Data and representation: Types and Tokens
Digital representation and formatting data types is based on the whole computing/information architecture design for tokenization (representation instances) and re-tokenization (“copies,” further instances, interpretations of tokens output as additional tokens).
“Data types” are techniques for bundling, labeling, or encoding (i.e., with meta-information) bit and byte units as tokens of defined types for computability. (We must assign different kinds of computable processes for text strings in defined languages, for types of number representations, and for matrices — value arrays — used in digital images.) Each type can have unlimited token instances across the computing architecture at several levels: all forms of memory, the representations in processing units (CPUs, GPUs, and codecs +transducers), data units as Internet packets, etc.
The discourses of “Neural Nets” and “Deep Learning”
Neural nets are mathematical graphs are designed to do fast statistical calculations through many layers of sorting and weighting toward a designed goal. The whole point is pattern recognition and pattern matching, based on human perceptual inferences and pattern recognition capacities as part of human symbolic cognition.

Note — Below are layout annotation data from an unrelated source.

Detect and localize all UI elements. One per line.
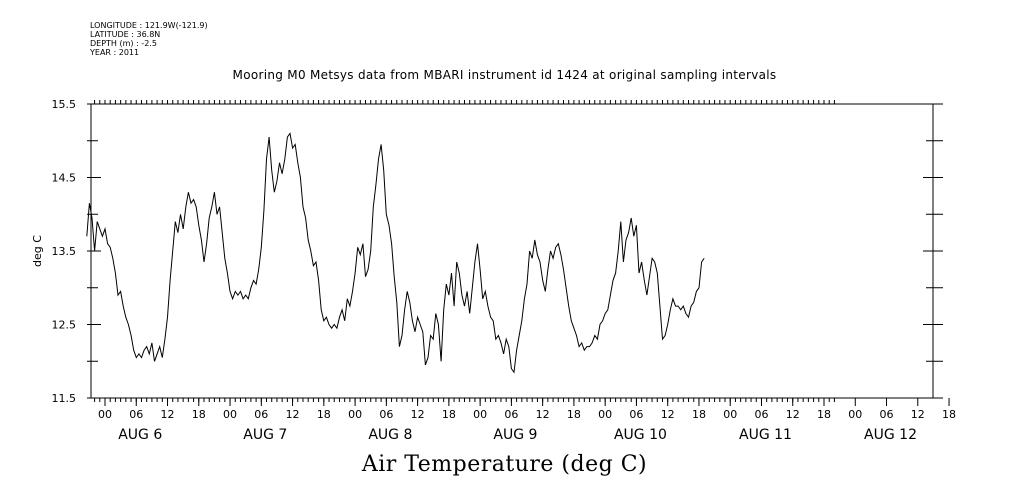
plot-frame bbox=[90, 103, 934, 399]
x-hour-tick-label: 18 bbox=[817, 408, 831, 421]
x-hour-tick-label: 18 bbox=[442, 408, 456, 421]
x-hour-tick-label: 00 bbox=[348, 408, 362, 421]
x-hour-tick-label: 00 bbox=[723, 408, 737, 421]
latitude-label: LATITUDE : 36.8N bbox=[90, 30, 161, 39]
x-hour-tick-label: 18 bbox=[942, 408, 956, 421]
y-tick-label: 12.5 bbox=[52, 319, 77, 332]
x-day-label: AUG 10 bbox=[614, 427, 667, 443]
x-day-label: AUG 8 bbox=[368, 427, 412, 443]
x-axis-title: Air Temperature (deg C) bbox=[361, 452, 648, 477]
tick-layer: 00 06 12 18 00 06 12 18 00 06 12 18 00 06 12 18 00 06 12 18… bbox=[52, 98, 957, 443]
x-hour-tick-label: 12 bbox=[786, 408, 800, 421]
x-hour-tick-label: 12 bbox=[411, 408, 425, 421]
x-hour-tick-label: 06 bbox=[379, 408, 393, 421]
x-hour-tick-label: 06 bbox=[504, 408, 518, 421]
x-day-label: AUG 11 bbox=[739, 427, 792, 443]
x-day-label: AUG 9 bbox=[493, 427, 537, 443]
x-hour-tick-label: 06 bbox=[254, 408, 268, 421]
air-temperature-line bbox=[86, 132, 705, 374]
x-hour-tick-label: 06 bbox=[629, 408, 643, 421]
x-hour-tick-label: 18 bbox=[192, 408, 206, 421]
y-tick-label: 13.5 bbox=[52, 245, 77, 258]
metadata-block: LONGITUDE : 121.9W(-121.9) LATITUDE : 36.… bbox=[90, 21, 208, 57]
x-hour-tick-label: 00 bbox=[223, 408, 237, 421]
x-day-label: AUG 12 bbox=[864, 427, 917, 443]
x-hour-tick-label: 12 bbox=[161, 408, 175, 421]
y-tick-label: 15.5 bbox=[52, 98, 77, 111]
x-hour-tick-label: 12 bbox=[911, 408, 925, 421]
x-hour-tick-label: 00 bbox=[473, 408, 487, 421]
longitude-label: LONGITUDE : 121.9W(-121.9) bbox=[90, 21, 208, 30]
y-axis-label: deg C bbox=[31, 235, 44, 267]
x-hour-tick-label: 18 bbox=[692, 408, 706, 421]
x-hour-tick-label: 18 bbox=[317, 408, 331, 421]
x-hour-tick-label: 00 bbox=[598, 408, 612, 421]
x-hour-tick-label: 12 bbox=[661, 408, 675, 421]
year-label: YEAR : 2011 bbox=[90, 48, 140, 57]
x-hour-tick-label: 06 bbox=[880, 408, 894, 421]
y-tick-label: 11.5 bbox=[52, 392, 77, 405]
chart-title: Mooring M0 Metsys data from MBARI instru… bbox=[232, 68, 777, 82]
x-day-label: AUG 7 bbox=[243, 427, 287, 443]
y-tick-label: 14.5 bbox=[52, 172, 77, 185]
x-hour-tick-label: 12 bbox=[286, 408, 300, 421]
x-hour-tick-label: 06 bbox=[754, 408, 768, 421]
x-day-label: AUG 6 bbox=[118, 427, 162, 443]
x-hour-tick-label: 12 bbox=[536, 408, 550, 421]
x-hour-tick-label: 18 bbox=[567, 408, 581, 421]
x-hour-tick-label: 00 bbox=[98, 408, 112, 421]
x-hour-tick-label: 06 bbox=[129, 408, 143, 421]
x-hour-tick-label: 00 bbox=[848, 408, 862, 421]
depth-label: DEPTH (m) : -2.5 bbox=[90, 39, 157, 48]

We can design algorithms as pattern recognizers over data because the patterns are human-generated patterns represented in the computable tokens. Pattern-recognizing AI/ML and NLP models are thus projections from human symbolic capabilities, which give us the abilities of multi-leveled abstraction, generalization, and combining types of representations (sign and symbol systems).
“Deep Learning” is not “deep” as in ordinary language “deep/depth of knowledge,” or cumulative history of knowledge and learning. “Deep Learning” means adding many more graph layers with recursive (recurrent) pattern analysis.
Confused and confusing philosophy in ML
/197/ To conclude this journey, we would like to say a few words
about cognitive issues. The most active researchers in the field of
machine translation generally avoid addressing cognitive issues
and make few parallels with the way humans perform a
translation. The artificial intelligence domain has suffered from
spectacular and inflated claims too much in the past, and in
relation to systems that had nothing to do with the way humans
think or reason. It may thus seem reasonable to focus on
technological issues and leave any parallel with human behavior
aside, especially because we do not, in fact, know much about
the way the human brain works.
However, it may be interesting in this conclusion to have a
look at cognitive issues despite what has just been said, because
the evolution of the field of machine translation is arguably
highly relevant from this point of view. The first systems were
based on dictionaries and rules and on the assumption that it was
necessary to encode all kinds of knowledge in the source and
target languages in order to produce a relevant translation. This
approach largely failed because information is often partial and
sometimes contradictory, and knowledge is contextual and
fuzzy. Moreover, no one really knows what knowledge is, or /198/
where it begins and where it ends. In other words, developing an
efficient system of rules for machine translation cannot be
carried out efficiently by humans, since the task is potentially
infinite and it is not clear what should be encoded in practice.
Statistical systems then seemed like a good solution, since
these systems are able to efficiently calculate complex contextual
representations for thousands of words and expressions. This is
something the brain probably does in a very different way, but
nevertheless very efficiently: we have seen in chapter 2 that any
language is full of ambiguities (cf. “the bank of a river” vs. “the
bank that lends money”). Humans are not bothered at all by
these ambiguities: most of the time we choose the right meaning
in context without even considering the other meanings. In “I
went to the bank to negotiate a mortgage,” it is clear that the word
“bank” refers to the lending institution, and the fact that there is
another meaning for “bank” is simply ignored by most humans.
A computer still has to consider all options, but at least statistical
systems offer interesting and efficient ways to model word senses
based on the context of use.